Shane's tone gave nothing away as he replied, "Don't worry about it. I understand why you're upset."
"Why did you do it, anyway?" Jason asked, unable to filter the lingering sullenness out of his tone. "Pretend to be Eric Donahue."
Shane frowned and looked thoughtful, as if he were trying to compose a good answer. "Well, part of it was actually about this particular gang. They were trying to undermine the Irish syndicate, and to that aim they focused a lot of their activities on South Boston. We also knew they had a particular interest in psychic and paranormal things. I went undercover as a special class private investigator with less name recognition hoping that I might get a case that would give us something to take them down with."
"And me and my brother fit ever so conveniently into your stupid plan," Jason muttered bitterly.
"I do actually like to help people," Shane said, sparing a brief glance at Jason.
"So you lie to them," Jason replied before he thought to stop himself.
"Jason, would you have asked me to help you find your brother if you knew who I was?" Shane asked pointedly.
"Well, no," Jason admitted. He might have found someone else, but he knew he never would have dreamed of trying to contact someone like Shane O'Neil.

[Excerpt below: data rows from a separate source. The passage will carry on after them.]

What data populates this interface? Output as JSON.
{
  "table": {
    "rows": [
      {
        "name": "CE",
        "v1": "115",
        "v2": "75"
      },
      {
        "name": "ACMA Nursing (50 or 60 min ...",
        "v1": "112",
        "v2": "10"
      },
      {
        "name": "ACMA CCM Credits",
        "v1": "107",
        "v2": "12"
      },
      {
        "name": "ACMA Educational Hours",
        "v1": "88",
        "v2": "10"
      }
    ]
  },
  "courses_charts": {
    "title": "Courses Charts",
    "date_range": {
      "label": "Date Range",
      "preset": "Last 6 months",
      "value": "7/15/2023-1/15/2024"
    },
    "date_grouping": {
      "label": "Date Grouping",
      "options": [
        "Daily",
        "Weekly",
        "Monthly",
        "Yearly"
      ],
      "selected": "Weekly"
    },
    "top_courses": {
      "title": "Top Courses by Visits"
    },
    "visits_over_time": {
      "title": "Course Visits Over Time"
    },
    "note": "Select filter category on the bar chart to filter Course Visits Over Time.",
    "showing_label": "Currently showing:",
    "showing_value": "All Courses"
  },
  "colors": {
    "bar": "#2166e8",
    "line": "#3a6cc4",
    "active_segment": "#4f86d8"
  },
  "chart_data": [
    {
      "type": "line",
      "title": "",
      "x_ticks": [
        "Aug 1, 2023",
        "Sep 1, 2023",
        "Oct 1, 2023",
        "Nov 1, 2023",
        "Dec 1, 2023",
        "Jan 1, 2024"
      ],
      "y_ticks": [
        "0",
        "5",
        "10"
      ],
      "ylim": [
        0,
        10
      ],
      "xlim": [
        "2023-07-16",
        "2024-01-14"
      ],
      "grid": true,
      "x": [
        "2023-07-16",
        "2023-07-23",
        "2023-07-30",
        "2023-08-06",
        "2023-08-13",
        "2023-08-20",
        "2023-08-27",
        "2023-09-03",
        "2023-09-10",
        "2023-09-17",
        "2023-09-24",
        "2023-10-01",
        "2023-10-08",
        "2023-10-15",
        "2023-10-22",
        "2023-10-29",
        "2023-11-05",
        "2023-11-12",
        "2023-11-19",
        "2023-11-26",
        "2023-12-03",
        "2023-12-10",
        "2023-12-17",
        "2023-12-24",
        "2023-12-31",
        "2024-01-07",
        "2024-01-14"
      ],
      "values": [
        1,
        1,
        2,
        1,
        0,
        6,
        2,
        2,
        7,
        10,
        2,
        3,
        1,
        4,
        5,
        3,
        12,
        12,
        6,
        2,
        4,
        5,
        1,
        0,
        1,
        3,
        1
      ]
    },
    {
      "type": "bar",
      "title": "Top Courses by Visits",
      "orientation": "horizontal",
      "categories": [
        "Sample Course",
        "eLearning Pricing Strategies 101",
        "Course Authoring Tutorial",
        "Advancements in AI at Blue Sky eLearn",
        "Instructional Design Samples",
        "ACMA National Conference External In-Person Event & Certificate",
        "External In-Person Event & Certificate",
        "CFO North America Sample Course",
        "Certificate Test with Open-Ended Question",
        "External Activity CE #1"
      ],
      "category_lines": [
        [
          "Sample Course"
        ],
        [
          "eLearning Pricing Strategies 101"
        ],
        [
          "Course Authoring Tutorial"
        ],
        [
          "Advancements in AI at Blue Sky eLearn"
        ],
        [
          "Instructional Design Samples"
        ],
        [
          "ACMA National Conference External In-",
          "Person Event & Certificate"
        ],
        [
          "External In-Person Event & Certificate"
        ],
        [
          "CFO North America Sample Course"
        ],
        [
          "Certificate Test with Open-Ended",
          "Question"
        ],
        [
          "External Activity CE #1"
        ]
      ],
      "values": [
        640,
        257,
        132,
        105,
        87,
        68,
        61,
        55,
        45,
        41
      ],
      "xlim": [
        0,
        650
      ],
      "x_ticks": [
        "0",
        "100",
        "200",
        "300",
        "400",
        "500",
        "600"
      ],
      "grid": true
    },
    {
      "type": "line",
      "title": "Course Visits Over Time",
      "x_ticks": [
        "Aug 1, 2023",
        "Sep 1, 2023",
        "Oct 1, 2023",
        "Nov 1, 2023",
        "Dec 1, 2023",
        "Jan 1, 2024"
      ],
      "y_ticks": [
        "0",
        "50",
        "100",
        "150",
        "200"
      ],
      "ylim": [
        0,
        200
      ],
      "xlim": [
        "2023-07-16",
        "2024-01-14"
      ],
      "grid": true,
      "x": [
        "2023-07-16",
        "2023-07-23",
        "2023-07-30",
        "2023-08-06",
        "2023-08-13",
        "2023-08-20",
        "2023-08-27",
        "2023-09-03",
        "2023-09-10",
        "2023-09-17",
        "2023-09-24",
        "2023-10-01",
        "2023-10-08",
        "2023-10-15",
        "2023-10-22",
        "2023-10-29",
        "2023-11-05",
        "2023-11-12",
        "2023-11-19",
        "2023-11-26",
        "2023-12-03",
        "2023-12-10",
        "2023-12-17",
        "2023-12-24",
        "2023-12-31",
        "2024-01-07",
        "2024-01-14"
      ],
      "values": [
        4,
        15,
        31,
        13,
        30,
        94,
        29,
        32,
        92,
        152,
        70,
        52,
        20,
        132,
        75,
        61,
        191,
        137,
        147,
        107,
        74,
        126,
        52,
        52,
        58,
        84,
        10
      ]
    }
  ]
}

"It's why I became an S-PI in the first place, actually," Shane continued. "I like helping people. I'm not allowed to join the police force on account of being part Tuatha, and I've never really liked the BPI, which was my only other option for this kind of work. Being Eric Donahue was also a way to help people whom nowadays I normally can't."
"I'd like to thank you on my and my brother's behalf, Mr. O'Neil," Liam said, speaking up from the backseat for the first time since they'd gotten in the car. "I very much appreciate your assistance, and I know my brother does, too. He'll get over it. I think he's really just upset because he likes you."
"Liam!" Jason exclaimed in horror, twisting backwards to glare at him accusingly.
"Yes?" Liam had the innocent angel face down perfectly, and Jason just turned back around and made a noise of frustration.
More time passed before Jason felt up to speaking again. "I'm sorry I'm being like this. You saved Liam. Without you, I don't know if we ever would have gotten out of that."
"I'm glad to have been able to help," Shane replied. After a long pause, he spoke again without prompting. "Just … for your information, I suppose, I didn't actually develop a separate personality or anything like that. What you saw was me, just without the name recognition." He smiled slightly, and Jason was struck by the familiar expression on the unfamiliar face. It was just a simple facial expression, but it really brought home the fact that Shane O'Neil was Eric Donahue. Or that Eric was Shane. Not that it really mattered, Jason supposed. Shane was a big-time hero. Tomorrow he'd go back to being just that. He'd probably forget all about this one case among what must be hundreds, filing it away as that kidnapping case that took down some big vicious crime gang. The thought was depressing.